In fact, even many of the major brokerages such as Schwab, Vanguard, and TD Ameritrade have introduced robo-managed portfolios that also offer access to financial advisors. This can be a good balance between DIY investing (lowest investment costs) and having a financial advisor do everything for you (the most expensive option).
The Best Robo-Investors
There are new robo-advisor services starting up all the time. Here a few good ones to get you started:
Betterment is probably most well-known robo-advisor. Their annual account fees start at 0.25% and they don’t have a minimum account balance requirement or minimum initial investment. You can also get access to a CFP when you have assets of at least $100,000 with an annual management fee of 0.40%.
Read our Betterment Review to learn more.
Wealthfront will invest your first $10,000 for free. After that, the fee is 0.25% annually. Read our Wealthfront Review to learn more
If you want to invest your money & track your entire net worth all in the same place, Personal Capital is a good place to consider. You can track your net worth for free & all investing plans have access to a financial advisor.

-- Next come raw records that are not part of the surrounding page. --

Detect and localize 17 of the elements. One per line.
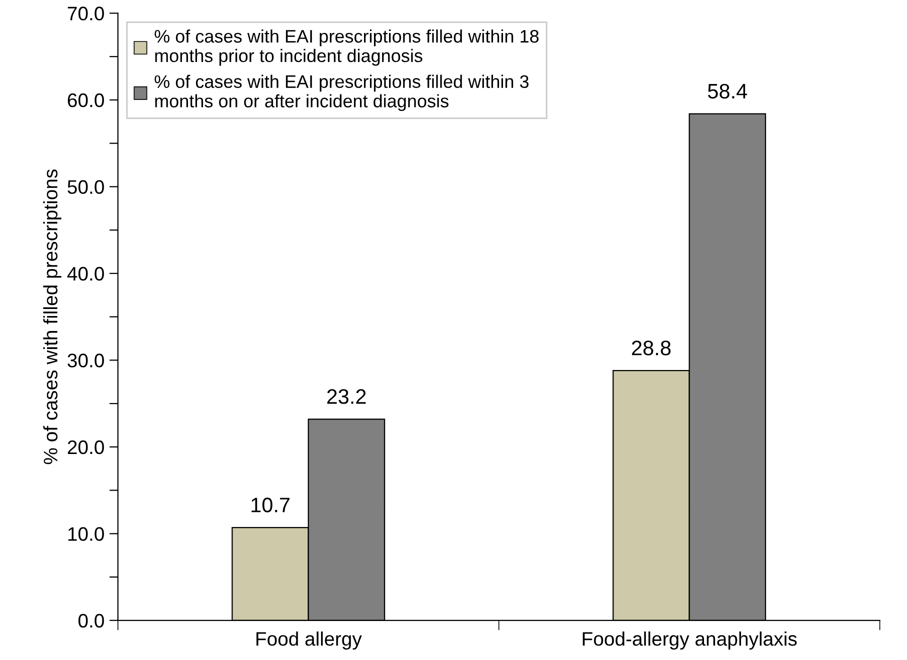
y-axis-title: % of cases with filled prescriptions [43, 169, 62, 464]
y-tick-label: 10.0 [68, 527, 104, 541]
y-tick-label: 30.0 [68, 354, 104, 368]
y-tick-label: 50.0 [68, 180, 104, 194]
legend-label: % of cases with EAI prescriptions filled within 18 months prior to incident diagnosis [154, 29, 539, 66]
data-label: 23.2 [327, 389, 366, 404]
x-tick-label: Food allergy [256, 632, 362, 650]
y-tick-label: 70.0 [68, 6, 104, 20]
data-label: 58.4 [708, 84, 748, 99]
y-tick-label: 20.0 [68, 440, 104, 454]
y-tick-label: 0.0 [78, 614, 104, 628]
legend-label: % of cases with EAI prescriptions filled within 3 months on or after incident diagnosis [154, 74, 529, 112]
x-tick-label: Food-allergy anaphylaxis [582, 632, 797, 650]
y-tick-label: 40.0 [67, 266, 104, 281]
data-label: 10.7 [252, 498, 290, 512]
data-label: 28.8 [632, 340, 671, 356]
y-tick-label: 60.0 [68, 93, 104, 108]
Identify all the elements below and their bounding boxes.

The annual fees start at 0.89% which is higher than the others. Read our Personal Capital Review to learn more!
WiseBanyan is the first fee-free robo-advisor. You still have to pay the ETF account fees, but, they don’t charge an account management fees. Instead, they make their money from add-on services like tax-loss harvesting. This is arguably the cheapest robo-advisor once you have more than $10,000 in assets. Read our WiseBanyan Review to learn more!
Alternatives to Investing with Robo-Advisors
You don’t need a robo-advisor to automate your investing. Investing with robo-advisors is still a relatively new concept and they haven’t been tested long-term. But, since most of the investing world is automated, it might not be as risky as you think.
Here are some ways you can invest at a low-cost by yourself.
- Index mutual funds or Index ETFs have fees as low as those invested in robo-advisors. You can even invest in the same funds as the robo-advisors without the management fee. But, you will be responsible for rebalancing the portfolio.
- Target Date Funds are also a good investment option for your 401k. They automatically shift your asset allocation from stocks to bonds as you near retirement. Because they are still managed by a human fund advisor their costs are often higher than robo-advisors.
- Using a human financial advisor is the most expensive option, but, it’s a good option if you want that regular human interaction. Here are some tips to choosing a good financial advisor that will put your interest first and be the best “return on your investment.”
Investing with robo-advisors can be an effective way to invest at the lowest possible cost & still let an “expert” make those hard investing decisions. While robo-advisors are still new, many services have a large number of satisfied customers. So, they can be a good alternative to complete DIY investing or using a financial advisor.